The district is renowned for its historical heritage as this was the area where nine colonial/frontier wars took place over a century between 1779 and 1878.  The area is also renowned for its struggle heroes during the repressive Apartheid regime.  It is a land that has forged many leaders in politics (such as Former President Nelson Mandela and current President Thabo Mbeki and Black Consciousness Leader Steve Biko), academia, sport, and captains of industry.  It is a place that has inspired poets, artists, sculptors, songwriters, photographers, authors and healers.  It is a place where African democracy took flame, sparking a nation and a continent to fight for justice, freedom, and equality. 

Four new heritage routes have been established, named after Xhosa kings and heroes. These are Makana, Sandile, Maqoma and Phalo Routes.  Over 350 heritage sites have been identified within the district which is dotted with remnants of forts, mission stations, places of historical significance and burial sites of Xhosa kings and struggle heroes.

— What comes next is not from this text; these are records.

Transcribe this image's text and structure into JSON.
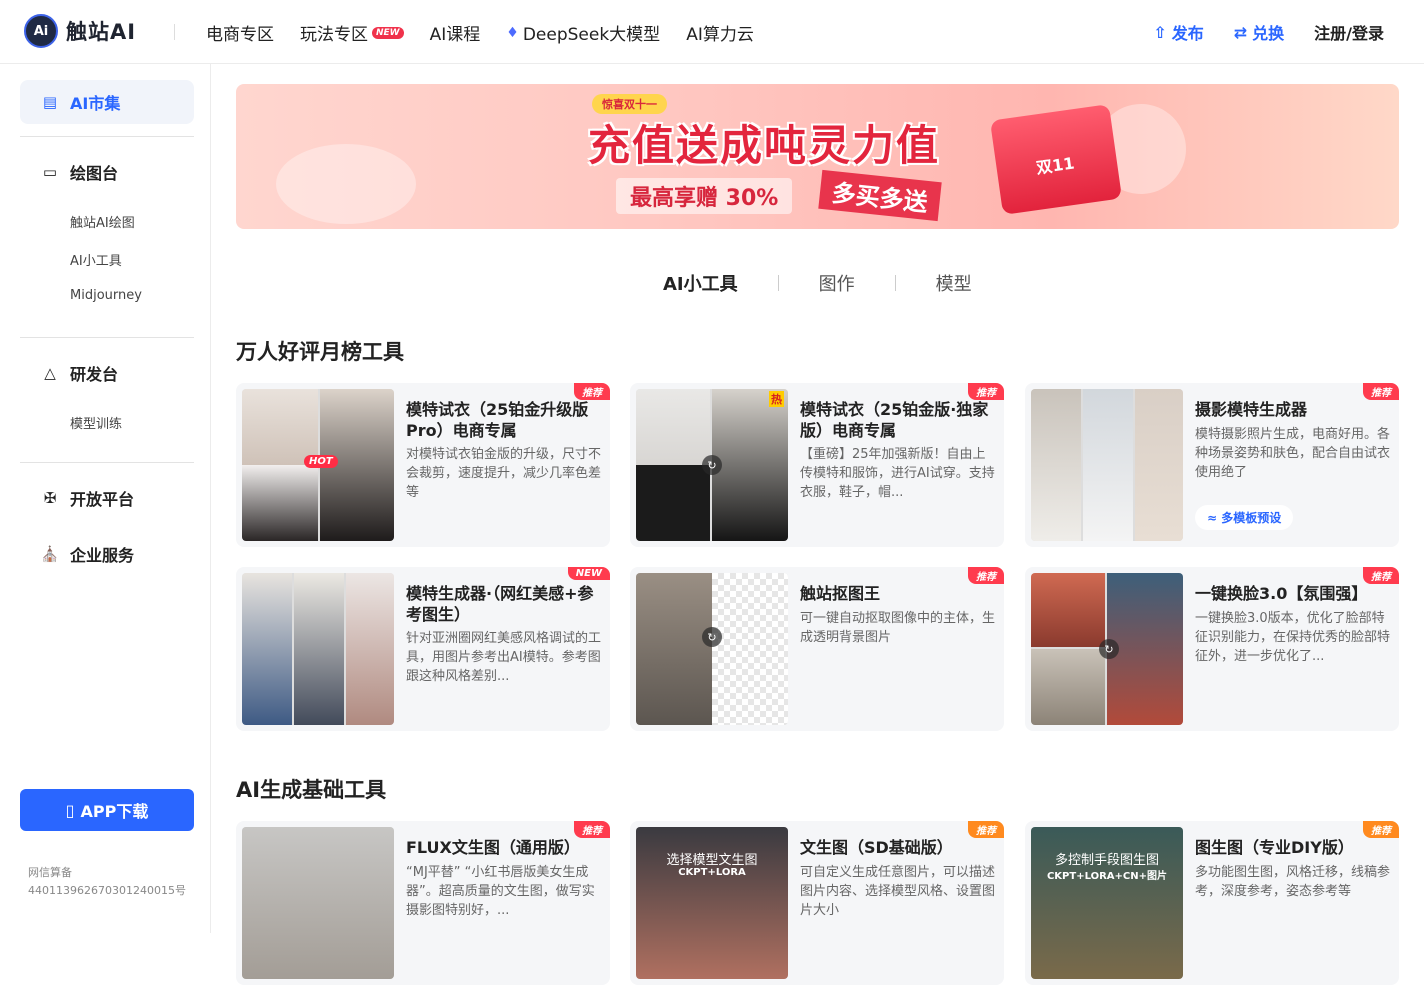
{
  "header": {
    "logo_mark": "Ai",
    "logo_text": "触站AI",
    "nav": [
      {
        "label": "电商专区"
      },
      {
        "label": "玩法专区",
        "badge": "NEW"
      },
      {
        "label": "AI课程"
      },
      {
        "label": "DeepSeek大模型",
        "icon": "whale-icon"
      },
      {
        "label": "AI算力云"
      }
    ],
    "publish": "发布",
    "redeem": "兑换",
    "login": "注册/登录"
  },
  "sidebar": {
    "active": "AI市集",
    "groups": [
      {
        "label": "绘图台",
        "icon": "canvas-icon",
        "subs": [
          "触站AI绘图",
          "AI小工具",
          "Midjourney"
        ]
      },
      {
        "label": "研发台",
        "icon": "flask-icon",
        "subs": [
          "模型训练"
        ]
      },
      {
        "label": "开放平台",
        "icon": "network-icon",
        "subs": []
      },
      {
        "label": "企业服务",
        "icon": "building-icon",
        "subs": []
      }
    ],
    "app_download": "APP下载",
    "icp_line1": "网信算备",
    "icp_line2": "440113962670301240015号"
  },
  "banner": {
    "tag": "惊喜双十一",
    "title": "充值送成吨灵力值",
    "sub": "最高享赠 30%",
    "sub2": "多买多送",
    "box_label": "双11"
  },
  "tabs": [
    "AI小工具",
    "图作",
    "模型"
  ],
  "sections": [
    {
      "title": "万人好评月榜工具",
      "cards": [
        {
          "title": "模特试衣（25铂金升级版Pro）电商专属",
          "desc": "对模特试衣铂金版的升级，尺寸不会裁剪，速度提升，减少几率色差等",
          "badge": "推荐",
          "thumb_tag": "HOT"
        },
        {
          "title": "模特试衣（25铂金版·独家版）电商专属",
          "desc": "【重磅】25年加强新版！自由上传模特和服饰，进行AI试穿。支持衣服，鞋子，帽...",
          "badge": "推荐",
          "thumb_tag": "热"
        },
        {
          "title": "摄影模特生成器",
          "desc": "模特摄影照片生成，电商好用。各种场景姿势和肤色，配合自由试衣使用绝了",
          "badge": "推荐",
          "pill": "多模板预设"
        },
        {
          "title": "模特生成器·（网红美感+参考图生）",
          "desc": "针对亚洲圈网红美感风格调试的工具，用图片参考出AI模特。参考图跟这种风格差别...",
          "badge": "NEW"
        },
        {
          "title": "触站抠图王",
          "desc": "可一键自动抠取图像中的主体，生成透明背景图片",
          "badge": "推荐"
        },
        {
          "title": "一键换脸3.0【氛围强】",
          "desc": "一键换脸3.0版本，优化了脸部特征识别能力，在保持优秀的脸部特征外，进一步优化了...",
          "badge": "推荐"
        }
      ]
    },
    {
      "title": "AI生成基础工具",
      "cards": [
        {
          "title": "FLUX文生图（通用版）",
          "desc": "“MJ平替” “小红书唇版美女生成器”。超高质量的文生图，做写实摄影图特别好，...",
          "badge": "推荐"
        },
        {
          "title": "文生图（SD基础版）",
          "desc": "可自定义生成任意图片，可以描述图片内容、选择模型风格、设置图片大小",
          "badge": "推荐",
          "thumb_l1": "选择模型文生图",
          "thumb_l2": "CKPT+LORA"
        },
        {
          "title": "图生图（专业DIY版）",
          "desc": "多功能图生图，风格迁移，线稿参考，深度参考，姿态参考等",
          "badge": "推荐",
          "thumb_l1": "多控制手段图生图",
          "thumb_l2": "CKPT+LORA+CN+图片"
        }
      ]
    }
  ],
  "colors": {
    "accent": "#2a66ff",
    "badge": "#ff3b4e",
    "new_badge": "#f0324b"
  }
}
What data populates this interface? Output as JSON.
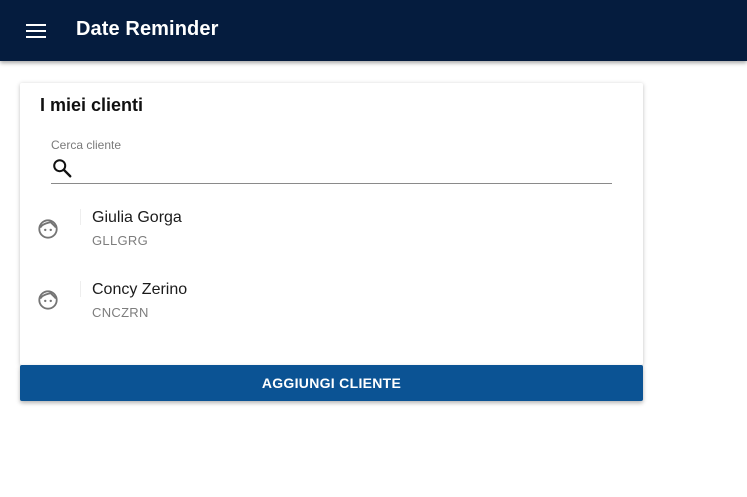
{
  "appbar": {
    "title": "Date Reminder",
    "menu_icon": "menu-icon",
    "background": "#051c3e"
  },
  "card": {
    "title": "I miei clienti",
    "search": {
      "label": "Cerca cliente",
      "value": "",
      "icon": "search-icon"
    },
    "clients": [
      {
        "name": "Giulia Gorga",
        "code": "GLLGRG",
        "icon": "face-icon"
      },
      {
        "name": "Concy Zerino",
        "code": "CNCZRN",
        "icon": "face-icon"
      }
    ]
  },
  "actions": {
    "add_client_label": "AGGIUNGI CLIENTE",
    "button_color": "#0b5394"
  }
}
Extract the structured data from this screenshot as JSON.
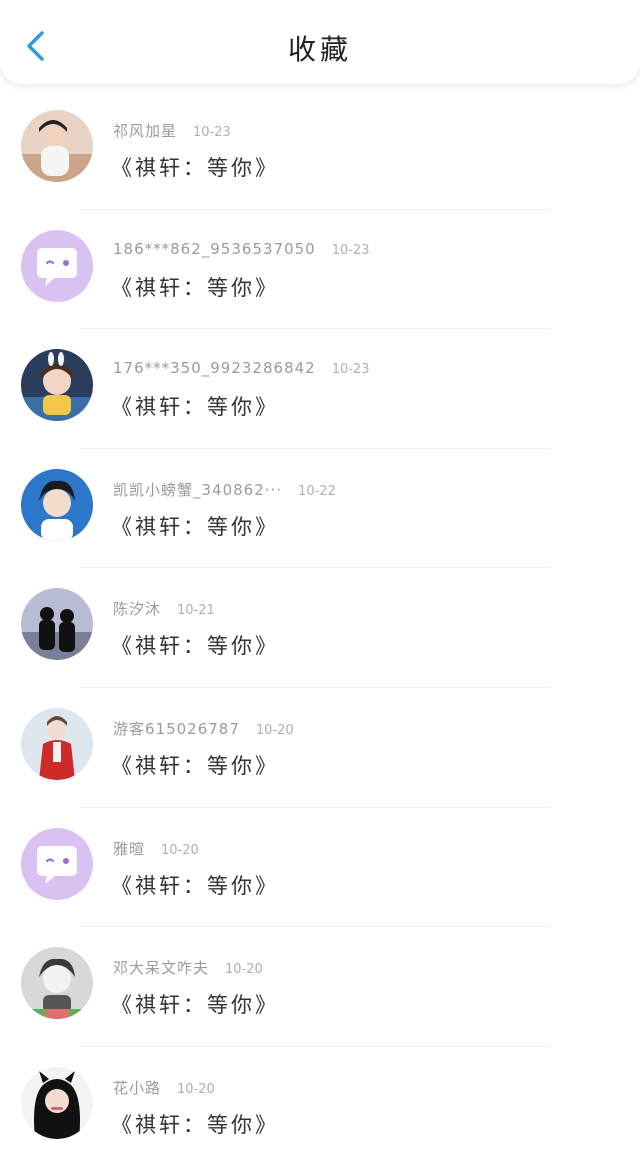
{
  "header": {
    "title": "收藏",
    "back_icon": "chevron-left-icon",
    "accent": "#2f9be0"
  },
  "items": [
    {
      "name": "祁风加星",
      "time": "10-23",
      "song": "《祺轩：等你》",
      "avatar": "photo"
    },
    {
      "name": "186***862_9536537050",
      "time": "10-23",
      "song": "《祺轩：等你》",
      "avatar": "default-chat"
    },
    {
      "name": "176***350_9923286842",
      "time": "10-23",
      "song": "《祺轩：等你》",
      "avatar": "photo"
    },
    {
      "name": "凯凯小螃蟹_340862···",
      "time": "10-22",
      "song": "《祺轩：等你》",
      "avatar": "photo"
    },
    {
      "name": "陈汐沐",
      "time": "10-21",
      "song": "《祺轩：等你》",
      "avatar": "photo"
    },
    {
      "name": "游客615026787",
      "time": "10-20",
      "song": "《祺轩：等你》",
      "avatar": "photo"
    },
    {
      "name": "雅暄",
      "time": "10-20",
      "song": "《祺轩：等你》",
      "avatar": "default-chat"
    },
    {
      "name": "邓大呆文咋夫",
      "time": "10-20",
      "song": "《祺轩：等你》",
      "avatar": "photo"
    },
    {
      "name": "花小路",
      "time": "10-20",
      "song": "《祺轩：等你》",
      "avatar": "photo"
    }
  ],
  "colors": {
    "default_avatar": "#d9c2f2",
    "text_primary": "#333333",
    "text_secondary": "#9b9b9b"
  }
}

Historically, there has been a lack of investment in infrastructure and Amathole is generally under-developed. There is only a secondary route, the R27, between East London and Port Elizabeth. The N6 route to Gauteng has only been upgraded in sections. There is thus limited access to and from the national economy. This places local businesses at a disadvantage and encourages the movement of skilled workers to more economically robust regions.

The Amathole District is also challenged to improve water and sanitation services. Even in the urban areas, the bulk water capacity needs upgrading. Increasing urbanisation and coastal development highlight the lack of access to raw water and unreliable ground water.